«Вот придурок!» — подумал холеный седовласый директор, чья фамилия слегка напоминала нашу.
Чтобы сгладить впечатление от будничного рассказа, как я попал в театр, я написал отдельный маленький рассказ «Театр и курица». И потерял. Что хорошо. Я всегда подправлял неприятное прозой. И терял. Эта проза для себя была мне необходима. Она стирала лишние черты. Если по Пушкину.
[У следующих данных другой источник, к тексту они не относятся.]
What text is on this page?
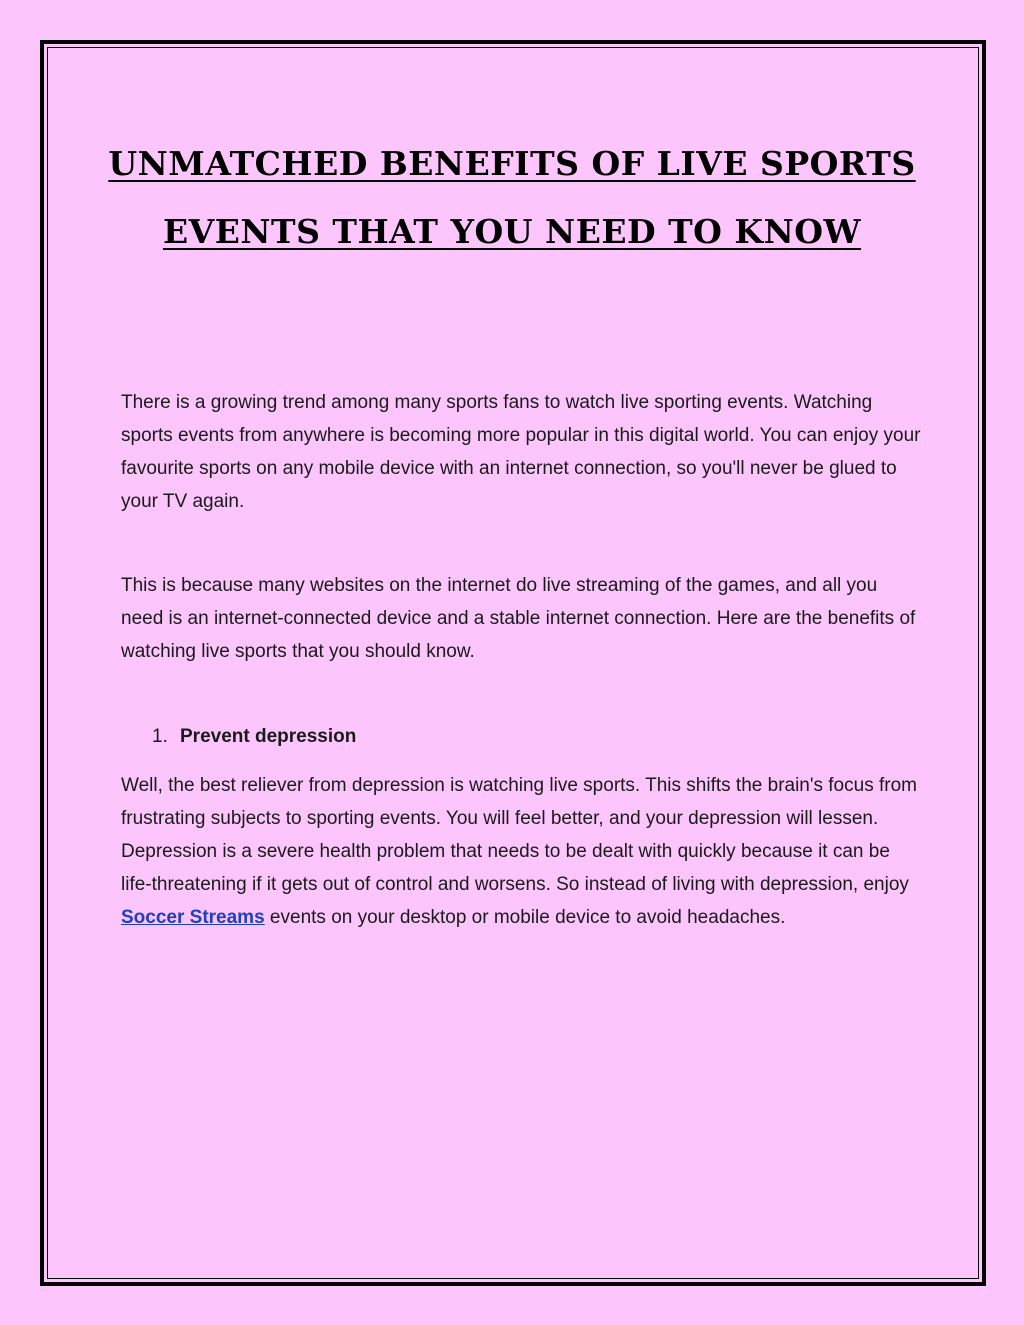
UNMATCHED BENEFITS OF LIVE SPORTS EVENTS THAT YOU NEED TO KNOW

There is a growing trend among many sports fans to watch live sporting events. Watching sports events from anywhere is becoming more popular in this digital world. You can enjoy your favourite sports on any mobile device with an internet connection, so you'll never be glued to your TV again.

This is because many websites on the internet do live streaming of the games, and all you need is an internet-connected device and a stable internet connection. Here are the benefits of watching live sports that you should know.

1. Prevent depression

Well, the best reliever from depression is watching live sports. This shifts the brain's focus from frustrating subjects to sporting events. You will feel better, and your depression will lessen. Depression is a severe health problem that needs to be dealt with quickly because it can be life-threatening if it gets out of control and worsens. So instead of living with depression, enjoy Soccer Streams events on your desktop or mobile device to avoid headaches.
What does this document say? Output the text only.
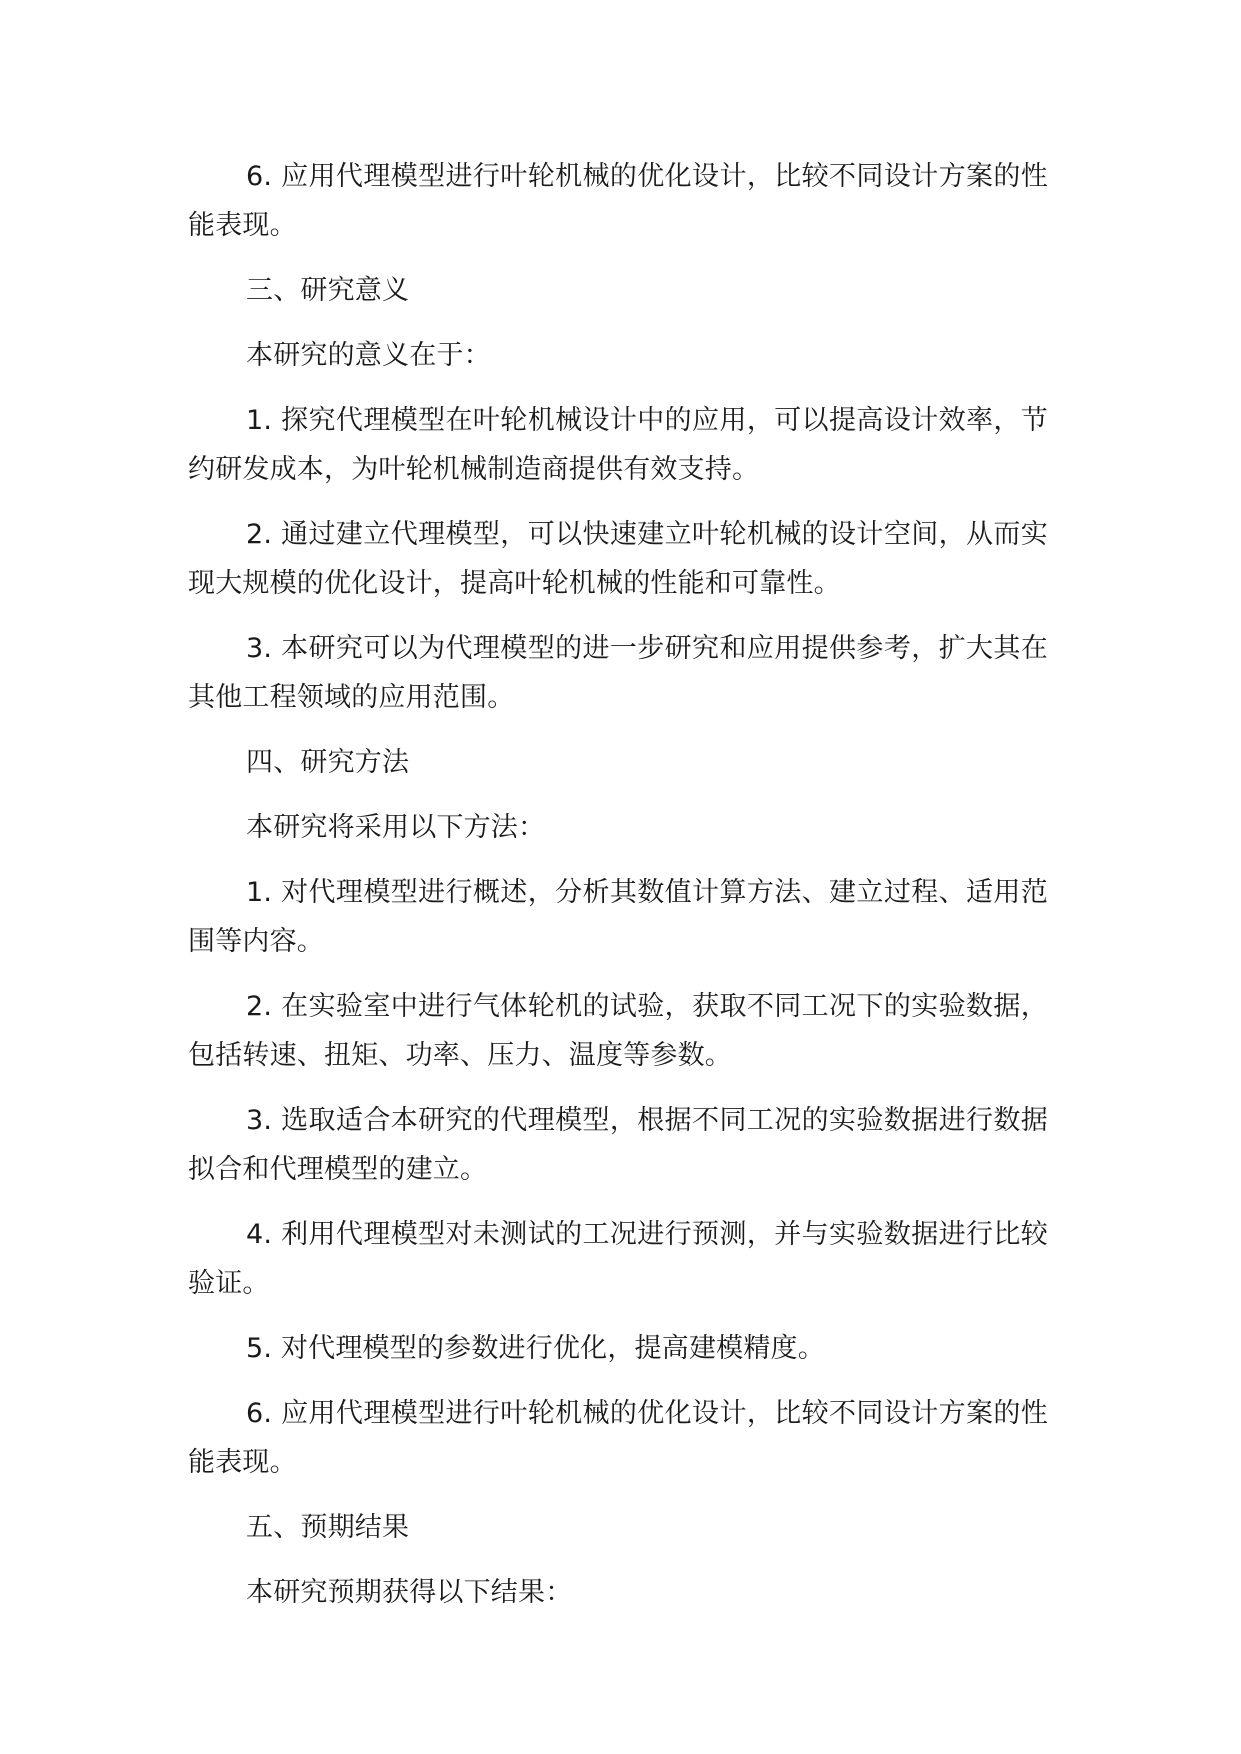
6. 应用代理模型进行叶轮机械的优化设计，比较不同设计方案的性能表现。

三、研究意义

本研究的意义在于：

1. 探究代理模型在叶轮机械设计中的应用，可以提高设计效率，节约研发成本，为叶轮机械制造商提供有效支持。

2. 通过建立代理模型，可以快速建立叶轮机械的设计空间，从而实现大规模的优化设计，提高叶轮机械的性能和可靠性。

3. 本研究可以为代理模型的进一步研究和应用提供参考，扩大其在其他工程领域的应用范围。

四、研究方法

本研究将采用以下方法：

1. 对代理模型进行概述，分析其数值计算方法、建立过程、适用范围等内容。

2. 在实验室中进行气体轮机的试验，获取不同工况下的实验数据，包括转速、扭矩、功率、压力、温度等参数。

3. 选取适合本研究的代理模型，根据不同工况的实验数据进行数据拟合和代理模型的建立。

4. 利用代理模型对未测试的工况进行预测，并与实验数据进行比较验证。

5. 对代理模型的参数进行优化，提高建模精度。

6. 应用代理模型进行叶轮机械的优化设计，比较不同设计方案的性能表现。

五、预期结果

本研究预期获得以下结果：
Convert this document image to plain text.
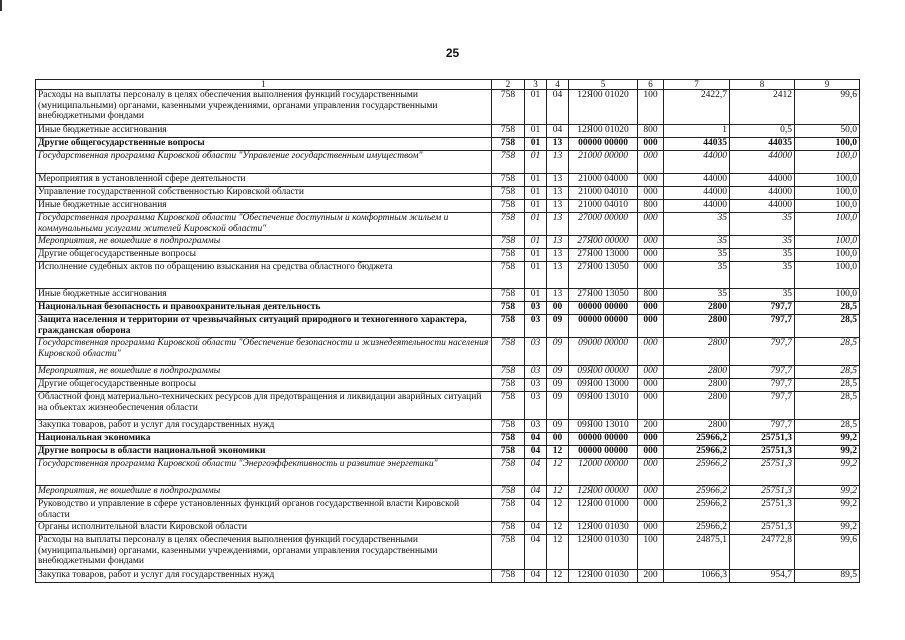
25
1	2	3	4	5	6	7	8	9
Расходы на выплаты персоналу в целях обеспечения выполнения функций государственными (муниципальными) органами, казенными учреждениями, органами управления государственными внебюджетными фондами	758	01	04	12Я00 01020	100	2422,7	2412	99,6
Иные бюджетные ассигнования	758	01	04	12Я00 01020	800	1	0,5	50,0
Другие общегосударственные вопросы	758	01	13	00000 00000	000	44035	44035	100,0
Государственная программа Кировской области "Управление государственным имуществом"	758	01	13	21000 00000	000	44000	44000	100,0
Мероприятия в установленной сфере деятельности	758	01	13	21000 04000	000	44000	44000	100,0
Управление государственной собственностью Кировской области	758	01	13	21000 04010	000	44000	44000	100,0
Иные бюджетные ассигнования	758	01	13	21000 04010	800	44000	44000	100,0
Государственная программа Кировской области "Обеспечение доступным и комфортным жильем и коммунальными услугами жителей Кировской области"	758	01	13	27000 00000	000	35	35	100,0
Мероприятия, не вошедшие в подпрограммы	758	01	13	27Я00 00000	000	35	35	100,0
Другие общегосударственные вопросы	758	01	13	27Я00 13000	000	35	35	100,0
Исполнение судебных актов по обращению взыскания на средства областного бюджета	758	01	13	27Я00 13050	000	35	35	100,0
Иные бюджетные ассигнования	758	01	13	27Я00 13050	800	35	35	100,0
Национальная безопасность и правоохранительная деятельность	758	03	00	00000 00000	000	2800	797,7	28,5
Защита населения и территории от чрезвычайных ситуаций природного и техногенного характера, гражданская оборона	758	03	09	00000 00000	000	2800	797,7	28,5
Государственная программа Кировской области "Обеспечение безопасности и жизнедеятельности населения Кировской области"	758	03	09	09000 00000	000	2800	797,7	28,5
Мероприятия, не вошедшие в подпрограммы	758	03	09	09Я00 00000	000	2800	797,7	28,5
Другие общегосударственные вопросы	758	03	09	09Я00 13000	000	2800	797,7	28,5
Областной фонд материально-технических ресурсов для предотвращения и ликвидации аварийных ситуаций на объектах жизнеобеспечения области	758	03	09	09Я00 13010	000	2800	797,7	28,5
Закупка товаров, работ и услуг для государственных нужд	758	03	09	09Я00 13010	200	2800	797,7	28,5
Национальная экономика	758	04	00	00000 00000	000	25966,2	25751,3	99,2
Другие вопросы в области национальной экономики	758	04	12	00000 00000	000	25966,2	25751,3	99,2
Государственная программа Кировской области "Энергоэффективность и развитие энергетики"	758	04	12	12000 00000	000	25966,2	25751,3	99,2
Мероприятия, не вошедшие в подпрограммы	758	04	12	12Я00 00000	000	25966,2	25751,3	99,2
Руководство и управление в сфере установленных функций органов государственной власти Кировской области	758	04	12	12Я00 01000	000	25966,2	25751,3	99,2
Органы исполнительной власти Кировской области	758	04	12	12Я00 01030	000	25966,2	25751,3	99,2
Расходы на выплаты персоналу в целях обеспечения выполнения функций государственными (муниципальными) органами, казенными учреждениями, органами управления государственными внебюджетными фондами	758	04	12	12Я00 01030	100	24875,1	24772,8	99,6
Закупка товаров, работ и услуг для государственных нужд	758	04	12	12Я00 01030	200	1066,3	954,7	89,5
При встрече со мной директор, почти мой однофамилец, отводил глаза. Так что я его запомнил, он меня — нет. Не испытываю ни отвращения, ни благодарности.
Как-то непривычно прямо писать о себе, не прячась за спинами персонажей, не притворяясь, не делая самого себя кем-то другим, обязательно величественным и загадочным. Во мне ни загадки, ни разгадки нет. Просто несу в себе собственную тишину, когда кажется, что все самые необыкновенные события в мире ищут только тебя. А кого им еще искать?
Ты правильно родился, никем не притворяешься. Ты сам — ответ на все вопросы. Твой метод — это ты сам, а профессией ты обязан тем, кто без тебя не может. Они со мной, пока мне есть чем жить. Я пообещал им, своим актерам: как только перестану быть вам интересным, уйду. И они до сих пор стараются убедить меня, что я всё еще интересен. Они берегут меня как последний заряд, которым можно выстрелить по врагу.
Я родился двадцать седьмого декабря сорок пятого года. Но что шло в одесских театрах двадцать шестого и из какого именно театра, музыкального или драматического, увезли маму рожать, так никогда и не узнаю. А мама ничего не помнит. Известно только, что схватки начались в театре. Но что было их причиной — радость, веселье или мука от увиденного?! Что она смотрела, неизвестно. А память у нее была безупречная, архивистская, бугурусланская.
Должно быть, мое шевеление в чреве отвлекло ее от спектакля, а может быть, испугалась, что начну шуметь и помешаю зрителям смотреть спектакль дальше. Она всегда была излишне щепетильна, моя мама. «Родила, как пукнула», — любила говорить она, вспоминая, как я, выскакивая, успел хлопнуть ножкой по ляжке и заорать так, что врачи рассмеялись. Это она хорошо помнила, а какой спектакль шел накануне и где — ЗАБЫЛА. Вот я теперь и разбираюсь.
— У меня были другие заботы, — оправдывалась она.
Какие могут быть заботы кроме театра?!
До сих пор кажется, что она дурачила меня.
Она, придающая значение любой мелочи, помнит, как я родился, а что было перед ней на сцене, не помнит… Неужели мое рождение убедительнее спектакля, или спектакль был настолько плох?!
Газеты от 26 декабря, хранящиеся вместе с остальными годами в библиотеке Одесского университета, оказались залиты водой при ремонте. И когда я гораздо позже расспрашивал нескольких уцелевших стариков, они смотрели на меня с тревогой — что там могло особенного идти в первые послевоенные месяцы, что мне от них нужно? Объяснить я не мог.